Special purpose acquisition companies, or SPACs, were once an obscure investment as far as average investors were concerned. But in recent years, numerous celebrities, athletes and politicians have propelled SPACs into the mainstream with endorsements of these so-called “blank check” companies.
A SPAC is a publicly traded company created with the intent to buy a private company. The shell corporation raises capital through an initial public offering but has no operations and virtually no assets or liabilities. Disclosures about the company and its intentions are thin, so investors essentially contribute money with little idea of what they’re investing in.
“Their disclosures don’t carry a lot of information as, at the time of the IPO, SPACs have virtually no assets or liabilities, no past performance and do not have any specific targets in mind for the merger,” said Sarah Zechman, a Leeds School of Business accounting professor who recently co-authored a study on SPACs.
With such scant information available, how do SPACs reel in investors? Celebrity sponsors help—an arrangement that has caught the attention of the Securities and Exchange Commission.
“While most, if not all, SPACs have business professionals on their team, many also include celebrities,” Zechman said. “It is the presence of these celebrities that has caused the SEC to be concerned that less sophisticated investors may be misled. One can easily envision less knowledgeable investors overvaluing the presence of musicians, professional athletes and famous politicians.”
A recent high-profile example is former President Donald Trump’s Truth Social SPAC, which went public in March. Other big names who have backed SPACs include Shaquille O’Neal, Jay-Z, Paul Ryan, Ciara, Peyton Manning, Andre Agassi and Steffi Graf.
The , also co-authored by Leeds assistant accounting professors Andrea Pawliczek and Nicole Skinner and published in March 2024 in the American Association of Accounting’s The Accounting Review, examines how SPAC disclosures and celebrities influence capital raised when there is little information available about these companies—and when their performance has historically been poor compared with traditional IPOs.
“It’s a bit of a gamble for investors,” Zechman said. “You're giving a management team your money and you're hoping they do well with it.”
Initially the risk to investors is minimal, Zechman said, until the SPAC makes an acquisition, which it typically must do within a two-year period. Until then, investors’ money is held in a trust, and if a deal doesn’t occur by the deadline, the SPAC dissolves and investors get their money back. Shareholders get to vote on any proposed merger or acquisition, and they can withdraw their money if they disagree with the deal (although more often, investors opt to sell their shares on the market).
“There are actually a lot of protections for investors up until the merger goes through, but once the acquisition happens, there's very high risk for investors,” Zechman said.

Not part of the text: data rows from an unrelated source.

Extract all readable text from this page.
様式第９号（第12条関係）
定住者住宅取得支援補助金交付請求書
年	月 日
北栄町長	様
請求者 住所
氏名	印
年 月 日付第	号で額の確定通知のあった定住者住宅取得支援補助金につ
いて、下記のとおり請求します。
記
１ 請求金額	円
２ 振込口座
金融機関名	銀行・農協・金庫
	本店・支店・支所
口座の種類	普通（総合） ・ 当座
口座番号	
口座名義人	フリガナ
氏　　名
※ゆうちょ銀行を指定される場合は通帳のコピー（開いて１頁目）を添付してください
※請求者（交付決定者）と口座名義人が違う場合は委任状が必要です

The researchers cited a previous study that shows the average returns for SPACs two years after a merger are 1.75% below market on a monthly basis from 2003 to mid-2020.
Misaligned incentives
A SPAC’s management team has strong incentives to complete a deal even if it lacks value for shareholders, according to the research paper. That’s because sponsors receive 20% equity in the SPAC when the deal goes through. If it doesn’t, sponsors forfeit all shares. The paper also points out that the two-year deadline “can artificially constrain options and create incentives for suboptimal deals.”
“The management team puts in a little bit of cash, but what they're really being compensated with is ownership,” Zechman said. “So their incentives are to do a deal because if they don't, they don't get the 20%. These incentives are more misaligned than those of managers in traditional IPOs.”
The SEC has raised concerns about investors not understanding these incentives. Citing the study by Pawliczek, Skinner and Zechman, in January the SEC adopted new rules to enhance disclosure requirements for SPACs about conflicts of interest, sponsor compensation and other information.
The increased regulation and scrutiny combined with less-favorable market conditions for IPOs have put the brakes on SPACs, which were on a tear at the beginning of the decade. In 2020, they accounted for more than half of IPOs, raising over $70 billion total and an average of $300 million each, according to Goldman Sachs. As of the end of March, only about a third of 2024’s IPOs are SPACs.
In its first-quarter 2024 Capital Markets Watch, PricewaterhouseCoopers noted the momentum for SPAC IPOs and SPAC merger announcements and completions has slowed, with the new SEC rules continuing to impact the volume of transactions.
Celebrity appeal
The study found evidence that disclosure helps raise SPAC funds, but in a different way than for traditional IPOs. Disclosures with fewer numbers and “less litigious and uncertain language in the risk factor disclosures are all associated with funds raised,” according to the paper.
The study also found that SPACs sporting managers with experience in the SPAC arena, former CEOs and celebrities raise more funds than those without. “This is consistent with reputation playing an important role for investors when uncertainty is high and information is limited,” the paper said.
Having a celebrity on board didn’t affect the performance of these SPACs, however.